The Jungle Book at The Lowry | Review

*We were invited to The Jungle Book FOC, however, all opinions are my own

After a long day in the office on Wednesday, I dashed across a busy Manchester and over to the Lowry, Salford to attend the press night of The Jungle Book. I met up with Adam and, after literally sprinting from the nearby car park, we made it into the theatre with just two minutes to spare ahead of the 7pm showing – thank you rush hour traffic!

Now before I begin, I must state that is not the Disney-esque production that some of you may expect. Instead, what unfolded was a performance filled with mischief, simple yet glamorous costumes, and a modern undertone.

Originally written in 1894, Kipling’s beloved tale was firmly brought into the 21st century with a bold cast and a few key messages running throughout. As the story begins, we are introduced to familiar characters and each has a defined personality.

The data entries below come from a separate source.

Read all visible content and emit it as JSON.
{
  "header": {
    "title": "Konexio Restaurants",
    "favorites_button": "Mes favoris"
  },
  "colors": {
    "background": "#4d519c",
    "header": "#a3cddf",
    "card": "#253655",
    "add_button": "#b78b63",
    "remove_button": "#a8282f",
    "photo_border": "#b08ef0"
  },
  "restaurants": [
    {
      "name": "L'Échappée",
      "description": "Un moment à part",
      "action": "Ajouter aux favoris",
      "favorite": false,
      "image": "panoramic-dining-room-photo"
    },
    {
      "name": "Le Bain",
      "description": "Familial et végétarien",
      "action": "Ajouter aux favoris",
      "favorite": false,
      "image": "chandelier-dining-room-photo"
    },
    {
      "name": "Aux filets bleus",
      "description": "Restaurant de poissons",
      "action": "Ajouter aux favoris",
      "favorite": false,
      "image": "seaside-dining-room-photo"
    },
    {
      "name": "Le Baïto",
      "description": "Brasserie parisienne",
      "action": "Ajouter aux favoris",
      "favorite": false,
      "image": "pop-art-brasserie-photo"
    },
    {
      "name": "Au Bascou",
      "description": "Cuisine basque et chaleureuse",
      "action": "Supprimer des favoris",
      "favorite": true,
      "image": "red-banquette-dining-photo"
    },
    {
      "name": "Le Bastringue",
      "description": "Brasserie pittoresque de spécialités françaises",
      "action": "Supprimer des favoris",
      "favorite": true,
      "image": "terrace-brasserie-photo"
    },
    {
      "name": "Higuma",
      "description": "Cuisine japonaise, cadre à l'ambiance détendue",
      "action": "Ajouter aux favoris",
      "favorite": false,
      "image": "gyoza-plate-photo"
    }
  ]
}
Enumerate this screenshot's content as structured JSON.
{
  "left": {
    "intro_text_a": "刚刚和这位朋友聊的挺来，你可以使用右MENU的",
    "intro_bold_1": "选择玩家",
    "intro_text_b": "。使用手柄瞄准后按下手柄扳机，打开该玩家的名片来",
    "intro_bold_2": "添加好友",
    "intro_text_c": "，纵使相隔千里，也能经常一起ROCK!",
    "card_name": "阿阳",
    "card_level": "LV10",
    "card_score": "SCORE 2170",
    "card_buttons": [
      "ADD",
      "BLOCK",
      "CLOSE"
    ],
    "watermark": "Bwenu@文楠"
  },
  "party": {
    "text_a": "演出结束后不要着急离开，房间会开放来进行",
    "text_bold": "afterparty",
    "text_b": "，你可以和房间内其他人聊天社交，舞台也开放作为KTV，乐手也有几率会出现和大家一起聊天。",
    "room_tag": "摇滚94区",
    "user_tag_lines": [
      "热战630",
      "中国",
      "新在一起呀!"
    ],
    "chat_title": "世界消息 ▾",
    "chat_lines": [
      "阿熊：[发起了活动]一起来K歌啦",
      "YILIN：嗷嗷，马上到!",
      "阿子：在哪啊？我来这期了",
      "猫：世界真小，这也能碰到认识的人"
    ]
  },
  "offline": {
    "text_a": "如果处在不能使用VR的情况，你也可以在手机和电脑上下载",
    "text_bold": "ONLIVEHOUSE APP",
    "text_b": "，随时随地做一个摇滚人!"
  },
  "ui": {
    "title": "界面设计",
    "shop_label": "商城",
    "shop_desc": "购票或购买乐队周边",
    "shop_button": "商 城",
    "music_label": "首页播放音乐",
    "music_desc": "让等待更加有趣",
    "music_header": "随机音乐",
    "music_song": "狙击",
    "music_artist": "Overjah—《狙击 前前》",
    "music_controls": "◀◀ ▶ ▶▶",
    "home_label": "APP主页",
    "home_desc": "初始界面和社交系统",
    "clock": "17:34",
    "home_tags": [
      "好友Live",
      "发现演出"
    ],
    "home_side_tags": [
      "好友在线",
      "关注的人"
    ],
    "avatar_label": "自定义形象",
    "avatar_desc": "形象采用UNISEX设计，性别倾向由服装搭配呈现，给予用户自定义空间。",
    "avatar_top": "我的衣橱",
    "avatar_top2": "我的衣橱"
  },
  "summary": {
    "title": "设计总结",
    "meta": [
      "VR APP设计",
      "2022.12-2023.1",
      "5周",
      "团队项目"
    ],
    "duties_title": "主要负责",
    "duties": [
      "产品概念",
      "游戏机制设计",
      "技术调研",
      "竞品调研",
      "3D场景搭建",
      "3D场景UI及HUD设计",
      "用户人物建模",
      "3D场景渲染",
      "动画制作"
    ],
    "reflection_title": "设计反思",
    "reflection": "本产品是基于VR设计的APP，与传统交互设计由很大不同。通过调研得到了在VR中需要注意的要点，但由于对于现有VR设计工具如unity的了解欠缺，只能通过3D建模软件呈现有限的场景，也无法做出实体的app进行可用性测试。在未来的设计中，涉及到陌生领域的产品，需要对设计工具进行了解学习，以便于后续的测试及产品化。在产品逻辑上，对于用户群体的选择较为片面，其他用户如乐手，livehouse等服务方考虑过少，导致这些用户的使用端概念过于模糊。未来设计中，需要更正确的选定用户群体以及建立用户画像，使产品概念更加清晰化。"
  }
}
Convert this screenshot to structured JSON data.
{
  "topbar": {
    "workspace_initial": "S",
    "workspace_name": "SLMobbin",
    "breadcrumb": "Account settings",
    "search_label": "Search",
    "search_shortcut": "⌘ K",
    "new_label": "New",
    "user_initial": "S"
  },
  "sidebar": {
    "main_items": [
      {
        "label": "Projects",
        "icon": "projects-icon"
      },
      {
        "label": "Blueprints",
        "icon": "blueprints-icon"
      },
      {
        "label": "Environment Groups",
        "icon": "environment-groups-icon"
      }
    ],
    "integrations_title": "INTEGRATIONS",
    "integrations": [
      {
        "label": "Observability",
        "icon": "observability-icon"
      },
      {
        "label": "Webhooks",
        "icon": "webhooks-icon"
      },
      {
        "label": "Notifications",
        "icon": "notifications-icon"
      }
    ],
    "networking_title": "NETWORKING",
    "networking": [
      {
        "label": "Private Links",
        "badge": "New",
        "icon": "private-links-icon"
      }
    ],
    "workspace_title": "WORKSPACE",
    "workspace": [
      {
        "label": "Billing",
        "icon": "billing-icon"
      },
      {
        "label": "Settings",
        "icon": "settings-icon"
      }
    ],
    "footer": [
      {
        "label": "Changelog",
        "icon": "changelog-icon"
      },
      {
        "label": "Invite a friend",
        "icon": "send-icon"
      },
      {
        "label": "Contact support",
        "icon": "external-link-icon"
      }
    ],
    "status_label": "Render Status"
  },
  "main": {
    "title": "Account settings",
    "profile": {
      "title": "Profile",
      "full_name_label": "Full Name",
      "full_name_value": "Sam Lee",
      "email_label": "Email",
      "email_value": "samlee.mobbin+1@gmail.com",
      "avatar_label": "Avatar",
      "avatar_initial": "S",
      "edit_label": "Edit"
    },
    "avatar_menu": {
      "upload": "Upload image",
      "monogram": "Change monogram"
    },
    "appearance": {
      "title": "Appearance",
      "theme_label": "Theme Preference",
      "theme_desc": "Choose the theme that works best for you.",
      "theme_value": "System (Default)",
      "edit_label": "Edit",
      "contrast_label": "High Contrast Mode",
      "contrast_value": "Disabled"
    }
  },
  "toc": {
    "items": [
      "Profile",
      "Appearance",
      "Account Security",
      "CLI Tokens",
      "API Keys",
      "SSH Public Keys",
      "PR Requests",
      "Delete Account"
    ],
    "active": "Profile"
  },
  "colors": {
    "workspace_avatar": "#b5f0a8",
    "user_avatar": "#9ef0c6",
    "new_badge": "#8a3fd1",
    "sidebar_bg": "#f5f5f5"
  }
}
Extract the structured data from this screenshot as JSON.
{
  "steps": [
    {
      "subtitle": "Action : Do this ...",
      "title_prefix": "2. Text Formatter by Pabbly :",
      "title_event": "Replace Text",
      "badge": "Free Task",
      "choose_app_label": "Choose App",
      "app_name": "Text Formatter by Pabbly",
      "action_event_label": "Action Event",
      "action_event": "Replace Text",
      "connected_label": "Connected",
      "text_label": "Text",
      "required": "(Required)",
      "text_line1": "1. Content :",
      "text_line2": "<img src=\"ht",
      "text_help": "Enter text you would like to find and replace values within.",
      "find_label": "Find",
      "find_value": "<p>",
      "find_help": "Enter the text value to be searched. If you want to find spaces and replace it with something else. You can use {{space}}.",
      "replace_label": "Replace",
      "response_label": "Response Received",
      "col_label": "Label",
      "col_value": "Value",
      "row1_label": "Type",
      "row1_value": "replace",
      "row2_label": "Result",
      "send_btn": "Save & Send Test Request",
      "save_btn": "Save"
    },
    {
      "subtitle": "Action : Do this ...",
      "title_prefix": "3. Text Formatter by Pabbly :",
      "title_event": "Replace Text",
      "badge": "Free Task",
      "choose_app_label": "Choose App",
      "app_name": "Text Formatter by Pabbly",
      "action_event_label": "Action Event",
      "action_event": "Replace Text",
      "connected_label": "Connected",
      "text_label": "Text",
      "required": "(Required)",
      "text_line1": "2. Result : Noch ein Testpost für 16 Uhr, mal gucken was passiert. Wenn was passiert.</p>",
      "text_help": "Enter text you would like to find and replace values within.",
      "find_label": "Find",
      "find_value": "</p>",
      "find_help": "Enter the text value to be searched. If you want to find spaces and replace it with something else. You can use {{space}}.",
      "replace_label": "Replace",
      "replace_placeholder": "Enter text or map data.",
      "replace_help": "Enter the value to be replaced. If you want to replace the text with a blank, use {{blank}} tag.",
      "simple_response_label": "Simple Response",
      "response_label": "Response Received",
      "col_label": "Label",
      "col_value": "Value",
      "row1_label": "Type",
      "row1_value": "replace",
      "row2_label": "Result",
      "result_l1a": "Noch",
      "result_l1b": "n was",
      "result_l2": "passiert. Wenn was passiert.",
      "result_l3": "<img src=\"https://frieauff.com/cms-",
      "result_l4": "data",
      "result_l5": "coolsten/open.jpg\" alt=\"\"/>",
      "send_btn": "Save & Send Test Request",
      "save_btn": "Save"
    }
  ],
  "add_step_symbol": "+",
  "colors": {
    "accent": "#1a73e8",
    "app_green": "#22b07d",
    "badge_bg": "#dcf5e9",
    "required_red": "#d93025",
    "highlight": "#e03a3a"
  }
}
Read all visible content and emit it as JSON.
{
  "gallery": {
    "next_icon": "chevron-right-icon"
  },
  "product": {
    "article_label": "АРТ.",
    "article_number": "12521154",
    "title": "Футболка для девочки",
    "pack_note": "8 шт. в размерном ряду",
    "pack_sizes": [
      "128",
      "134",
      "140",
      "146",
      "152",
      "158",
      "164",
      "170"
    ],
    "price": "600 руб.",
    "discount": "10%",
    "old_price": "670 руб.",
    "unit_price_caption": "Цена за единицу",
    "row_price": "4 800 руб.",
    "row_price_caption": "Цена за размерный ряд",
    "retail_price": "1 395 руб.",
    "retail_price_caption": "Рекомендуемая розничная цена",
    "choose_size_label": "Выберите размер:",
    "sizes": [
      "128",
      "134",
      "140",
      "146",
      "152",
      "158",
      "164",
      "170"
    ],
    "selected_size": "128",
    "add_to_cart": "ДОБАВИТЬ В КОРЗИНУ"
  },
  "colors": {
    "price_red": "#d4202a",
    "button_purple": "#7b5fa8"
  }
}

The Jungle Book Lowry Blackpool Review That British Betty

Picture: Manuel Harlan

The lead character, Mowgli, was played perfectly by the emotive, strong, and talented Kezia Joseph. Bagheera the panther (Deborah Oyelade) was slick and sassy, a true champion of female empowerment and co-guardian of Mowgli. Shere Khan (Lloyd Gorman) was a confident and determined meat eater on a mission, complete with sequins; if you see the show, you’ll know what I mean! Balloo (Dyfrig Morris) is a larger-than-life, humourous Welsh bear (obvs) with plenty of jokes to keep the kids – and adults – entertained.

Alongside Kaa (Rachel Dawson), Akela (Tripti Tripuraneni), and the wolf pack, the small yet powerful cast of 11 did a sterling job of portraying the ultimate message that we all sleep under the same moon, regardless of race, gender or culture.

The pose of devious ‘Funky Monkeys’ added more humour and roguery to the plot, with toilet humour and slang. Original music was actually a welcome addition and every single cast member carried the tunes with ease – some even played instruments too!

The set was basic yet effective, with the plot unfolding on a rotating apparatus of ladders. The use of clever lighting and the sporadic addition of fire and smoke machines helped to set an understated jungle scene without distracting from the performance.

The Jungle Book is clearly a family show but not exclusively for kids as Adam and I had a marvellous evening watching this uplifting and heartwarming production.